それでは、なぜ免疫複合体は赤血球膜面に付着するのでしょうか。生体のもっている臓器(たとえば腎臓)はC3bリセプタをもっています。免疫複合体が血中に多量に存在していて、それば体内を循環していると、免疫複合体がC3bリセプタを介して臓器に沈着する。免疫複合体が沈着すると、臓器に炎症がおき、やがては臓器に機能障害をもたらすのです。せっかく、免疫機能で外敵を見つけて、抗体が体当たりしてやっつけたのに、それが臓器に沈着するようでは困るのです。免疫複合体は、悪い奴(バッド・ガイ)なんですね。一刻もはやく、循環系から除いてしまわなければなりません。そこで赤血球の出番となるのです。赤血球が免疫複合体を(C3bを介して)捕まえ、それを肝臓に運び、そこで複合体を放出します。肝臓は免疫複合体を処理してしまう。そうすると、赤血球はすぐに循環系にもどり、また次の免疫複合体をキャッチして、肝臓に運ぶ。つまり、シャトルバス・サービスのような役わりをはたします。これが、一般には知られていない「赤血球の免疫細胞としての機能」なのです。

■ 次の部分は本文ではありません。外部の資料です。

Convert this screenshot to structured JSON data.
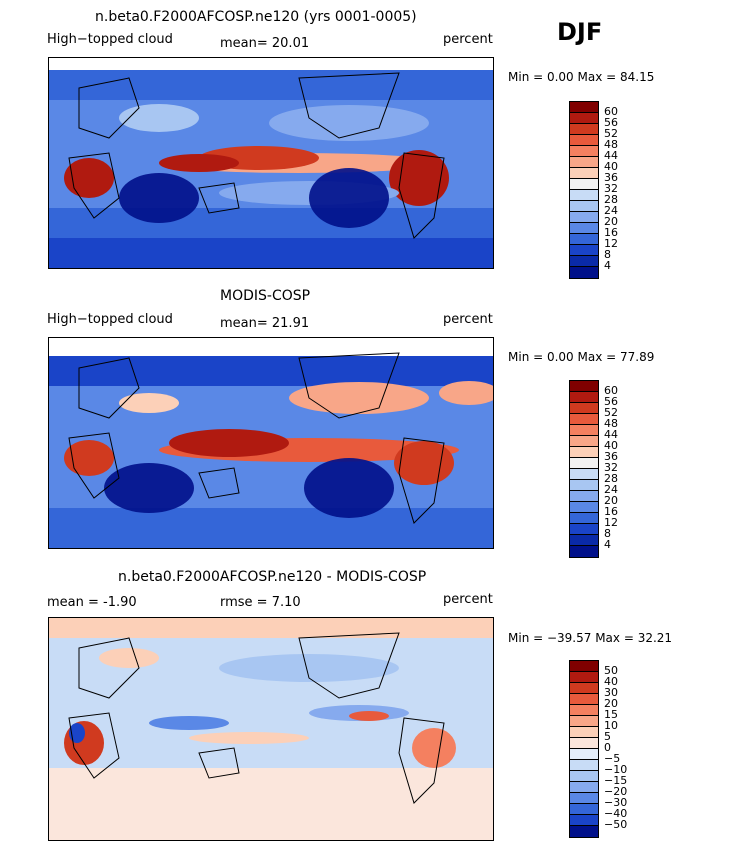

赤血球が酸素を運搬するだけでなく、免疫細胞としても機能しているのは、どんな動物についてもいえるのではなく、じつは哺乳類として最高の発達をとげた類人猿とヒトだけなのです。つまりおサルと人間の赤血球だけが、免疫複合体を運搬することができるのです。それでは、もうすこし下等な哺乳類、たとえばウサギの赤血球はどうでしょうか。ウサギにかぎらず、一般の哺乳類の赤血球にはC3bリセプタは存在しません。そのかわり、Fcとよばれる抗体のしっぽの部分が補体を介さないで直接結合するようなFcリセプタが存在しています。補体反応で増幅ができないので、かなり原始的な結合といえます。ヒトの赤血球を、希釈したタンパク分解酵素で、赤血球がこわれてしまわない程度にゆっくり膜の表面をかきとってやると、面白いことにウサギと同じFcリセプタが現れるのです。このことから、太古の昔、進化の過程でウサギとヒトは先祖を共有する共通のDNAをもっていたということになります。しかし、ヒトのほうがさらに進化した哺乳類である。なぜかというと、ウサギの赤血球をタンパク分解酵素で処理しても、ヒトのもっているC3bリセプタは出てこないからです。